The liver combines the simple sugar glucose molecules to be stored as the polysaccharide glycogen (called synthesis of glycogen, glycogenesis, for anyone interested). Here the glucose is stuck being part of a glycogen molecule. What’s a glucose to do to get free? The body goes through a removal of glucose units from the glycogen molecules to release glucose into the blood to maintain blood glucose concentrations (a process called glycogenolysis). But the determined glucose doesn’t stop with its liberation from glycogen. It is liberated from lactate, pyruvate, glycerol, and the carbon skeletons of amino acids (called precursors) in a process called gluconeogenesis. This process is very important during fasting when liver glycogen levels are greatly reduced. I personally find it very irritating when the liver doesn’t do this in the middle of the night and my blood sugar goes dangerously low!

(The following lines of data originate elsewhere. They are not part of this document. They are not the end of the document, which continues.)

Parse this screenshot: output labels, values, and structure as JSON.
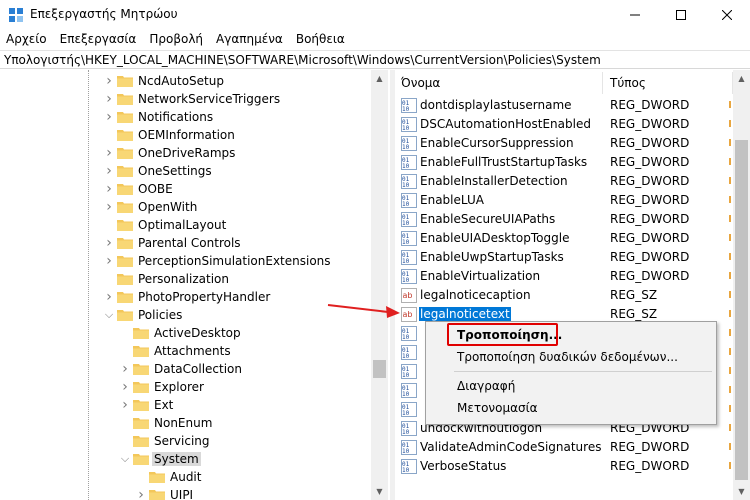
{
  "window": {
    "title": "Επεξεργαστής Μητρώου",
    "minimize": "—",
    "maximize": "☐",
    "close": "✕"
  },
  "menu": [
    "Αρχείο",
    "Επεξεργασία",
    "Προβολή",
    "Αγαπημένα",
    "Βοήθεια"
  ],
  "address": "Υπολογιστής\\HKEY_LOCAL_MACHINE\\SOFTWARE\\Microsoft\\Windows\\CurrentVersion\\Policies\\System",
  "tree": [
    {
      "label": "NcdAutoSetup",
      "level": 0,
      "chevron": "right"
    },
    {
      "label": "NetworkServiceTriggers",
      "level": 0,
      "chevron": "right"
    },
    {
      "label": "Notifications",
      "level": 0,
      "chevron": "right"
    },
    {
      "label": "OEMInformation",
      "level": 0,
      "chevron": "none"
    },
    {
      "label": "OneDriveRamps",
      "level": 0,
      "chevron": "right"
    },
    {
      "label": "OneSettings",
      "level": 0,
      "chevron": "right"
    },
    {
      "label": "OOBE",
      "level": 0,
      "chevron": "right"
    },
    {
      "label": "OpenWith",
      "level": 0,
      "chevron": "right"
    },
    {
      "label": "OptimalLayout",
      "level": 0,
      "chevron": "none"
    },
    {
      "label": "Parental Controls",
      "level": 0,
      "chevron": "right"
    },
    {
      "label": "PerceptionSimulationExtensions",
      "level": 0,
      "chevron": "right"
    },
    {
      "label": "Personalization",
      "level": 0,
      "chevron": "none"
    },
    {
      "label": "PhotoPropertyHandler",
      "level": 0,
      "chevron": "right"
    },
    {
      "label": "Policies",
      "level": 0,
      "chevron": "down"
    },
    {
      "label": "ActiveDesktop",
      "level": 1,
      "chevron": "none"
    },
    {
      "label": "Attachments",
      "level": 1,
      "chevron": "none"
    },
    {
      "label": "DataCollection",
      "level": 1,
      "chevron": "right"
    },
    {
      "label": "Explorer",
      "level": 1,
      "chevron": "right"
    },
    {
      "label": "Ext",
      "level": 1,
      "chevron": "right"
    },
    {
      "label": "NonEnum",
      "level": 1,
      "chevron": "none"
    },
    {
      "label": "Servicing",
      "level": 1,
      "chevron": "none"
    },
    {
      "label": "System",
      "level": 1,
      "chevron": "down",
      "selected": true
    },
    {
      "label": "Audit",
      "level": 2,
      "chevron": "none"
    },
    {
      "label": "UIPI",
      "level": 2,
      "chevron": "right"
    }
  ],
  "values": {
    "col_name": "Όνομα",
    "col_type": "Τύπος",
    "rows": [
      {
        "name": "dontdisplaylastusername",
        "type": "REG_DWORD",
        "kind": "dword"
      },
      {
        "name": "DSCAutomationHostEnabled",
        "type": "REG_DWORD",
        "kind": "dword"
      },
      {
        "name": "EnableCursorSuppression",
        "type": "REG_DWORD",
        "kind": "dword"
      },
      {
        "name": "EnableFullTrustStartupTasks",
        "type": "REG_DWORD",
        "kind": "dword"
      },
      {
        "name": "EnableInstallerDetection",
        "type": "REG_DWORD",
        "kind": "dword"
      },
      {
        "name": "EnableLUA",
        "type": "REG_DWORD",
        "kind": "dword"
      },
      {
        "name": "EnableSecureUIAPaths",
        "type": "REG_DWORD",
        "kind": "dword"
      },
      {
        "name": "EnableUIADesktopToggle",
        "type": "REG_DWORD",
        "kind": "dword"
      },
      {
        "name": "EnableUwpStartupTasks",
        "type": "REG_DWORD",
        "kind": "dword"
      },
      {
        "name": "EnableVirtualization",
        "type": "REG_DWORD",
        "kind": "dword"
      },
      {
        "name": "legalnoticecaption",
        "type": "REG_SZ",
        "kind": "sz"
      },
      {
        "name": "legalnoticetext",
        "type": "REG_SZ",
        "kind": "sz",
        "selected": true
      },
      {
        "name": "",
        "type": "",
        "kind": "dword"
      },
      {
        "name": "",
        "type": "",
        "kind": "dword"
      },
      {
        "name": "",
        "type": "",
        "kind": "dword"
      },
      {
        "name": "",
        "type": "",
        "kind": "dword"
      },
      {
        "name": "",
        "type": "",
        "kind": "dword"
      },
      {
        "name": "undockwithoutlogon",
        "type": "REG_DWORD",
        "kind": "dword"
      },
      {
        "name": "ValidateAdminCodeSignatures",
        "type": "REG_DWORD",
        "kind": "dword"
      },
      {
        "name": "VerboseStatus",
        "type": "REG_DWORD",
        "kind": "dword"
      }
    ]
  },
  "context_menu": {
    "modify": "Τροποποίηση...",
    "modify_binary": "Τροποποίηση δυαδικών δεδομένων...",
    "delete": "Διαγραφή",
    "rename": "Μετονομασία"
  },
  "colors": {
    "folder": "#f3c75a",
    "selection": "#0078d7",
    "highlight_box": "#e00000",
    "arrow": "#e02020"
  }
}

Act 6: Blood Glucose Levels 

  • Normal range is 70-100 mg glucose/ dl (100 ml) of blood. The average value is about 90 mg/dl. Glucosuria (glucose in urine) occurs when the blood glucose concentration is above 160 mg/dl.
  • High blood glucose level exceeds the capacity of the kidneys to readsorb glucose back when the blood is filtered.
  • Insulin hormone from pancreas excreated into the blood stream in order to decrease blood glucose concentration by facilitating glucose uptake by muscle and fat tissue.
  • Glucagon hormone from pancreas is secreted into the blood stream increasing blood glucose concentration by the increase release of glucose from the liver. Glucagon acts to increase liver glycogenolysis and/or gluconeogenesis (can you say that 3x fast?).

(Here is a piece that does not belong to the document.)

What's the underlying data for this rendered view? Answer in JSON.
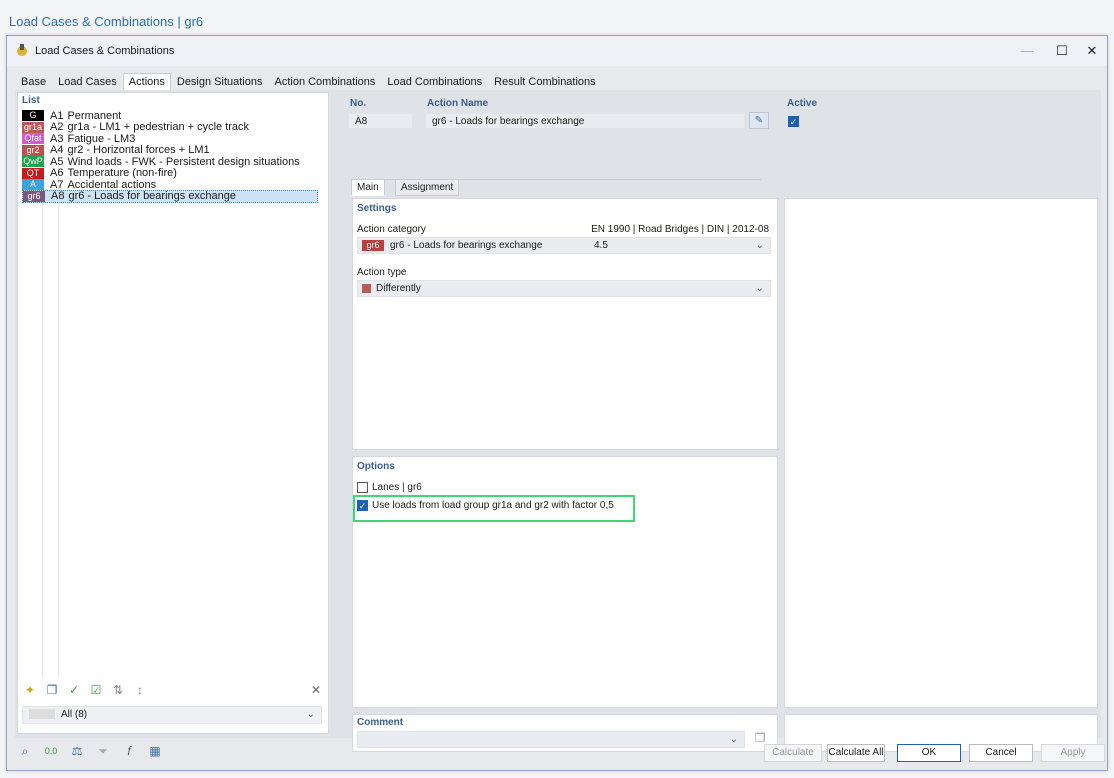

Act 7: Brain Food 101, Carbohydrates

Glucose is the major fuel for the brain. The brain uses about 125 g glucose/day. Red and white blood cells, a part of the kidney and the retina of the eye also use glucose as the only fuel. Together, these use about 35 g glucose per day. A diet providing 2000 kilocalories of food energy per day where 50% of these calories are from carbohydrates will yield about 250 g glucose each day, well sufficient to satisfy normal glucose needs (1 g glycogen and glucose = approximately 4 kilocalories). Remember to get your sugars from fruits and vegetables and do not restrict yourself to starches.

Act 8: Muscle Fuel

Muscles use fat, carbohydrates and some carbon skeletons of amino acids as fuels. Whereas the glycogen and glucose is stored in the liver, muscle, blood and body fluids, energy is also stored as a triglyceride fat under the skin, around blood vessels and internal organs.

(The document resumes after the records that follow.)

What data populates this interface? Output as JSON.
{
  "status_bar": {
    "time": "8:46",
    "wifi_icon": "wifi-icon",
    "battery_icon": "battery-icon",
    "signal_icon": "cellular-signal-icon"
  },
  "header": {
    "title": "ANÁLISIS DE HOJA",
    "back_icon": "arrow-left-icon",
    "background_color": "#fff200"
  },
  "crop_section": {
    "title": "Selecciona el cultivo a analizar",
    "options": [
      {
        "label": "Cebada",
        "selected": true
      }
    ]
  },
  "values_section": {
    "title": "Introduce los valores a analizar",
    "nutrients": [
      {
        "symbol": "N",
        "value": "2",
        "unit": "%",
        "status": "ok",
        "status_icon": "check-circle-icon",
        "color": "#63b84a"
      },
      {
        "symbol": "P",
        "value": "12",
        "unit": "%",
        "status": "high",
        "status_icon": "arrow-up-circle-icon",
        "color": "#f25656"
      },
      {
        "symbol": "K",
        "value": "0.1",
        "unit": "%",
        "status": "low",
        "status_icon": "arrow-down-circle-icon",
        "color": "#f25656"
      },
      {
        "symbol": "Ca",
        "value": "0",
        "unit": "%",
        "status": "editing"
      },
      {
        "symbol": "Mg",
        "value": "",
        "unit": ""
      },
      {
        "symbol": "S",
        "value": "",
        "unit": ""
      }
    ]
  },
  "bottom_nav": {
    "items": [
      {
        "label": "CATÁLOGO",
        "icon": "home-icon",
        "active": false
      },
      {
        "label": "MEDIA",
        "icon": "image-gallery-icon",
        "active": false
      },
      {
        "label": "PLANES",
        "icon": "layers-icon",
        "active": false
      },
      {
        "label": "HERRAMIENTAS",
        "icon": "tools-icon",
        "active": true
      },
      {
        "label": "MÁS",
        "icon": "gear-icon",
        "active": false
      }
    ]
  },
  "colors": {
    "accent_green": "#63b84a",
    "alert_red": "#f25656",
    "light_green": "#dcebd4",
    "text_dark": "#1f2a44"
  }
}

There is much more fat available as a muscle fuel, a good thing since we do not want to use up the carbohydrates needed by the brain and other tissues in muscle activity. Thankfully, there is a biochemical control mechanism which operates in the muscle to preferentially supply fat as fuel.

Carbohydrate use as a fuel depends on the intensity of the work. There is an exponential relationship: carbs provide more energy to the muscle per unit of oxygen consumed, broken down anaerobically to produce lactic acid–something fat cannot do. This allows us to work for short periods of times at an intensity beyond the maximal capacity of the circulatory system to deliver oxygen to the muscles.

Muscles have a capacity to regenerate their ATP by only partially breaking down glucose molecules. This partial breakdown doesn’t require oxygen. If the muscular work is long at a high intensity, it is possible that the carbohydrate stores may become so depleted that the work level must decrease or muscular performance may be compromised. 

Exercised muscles of the body increases its glycogen concentration, influencing improvement in future exercise performance. Diet and previous exercise effects muscle glycogen levels. For each gram of muscle glycogen that is stored, an extra 2 to 3 grams of water is retained by the muscle. “Lean and mean” doesn’t necessarily mean lighter in weight.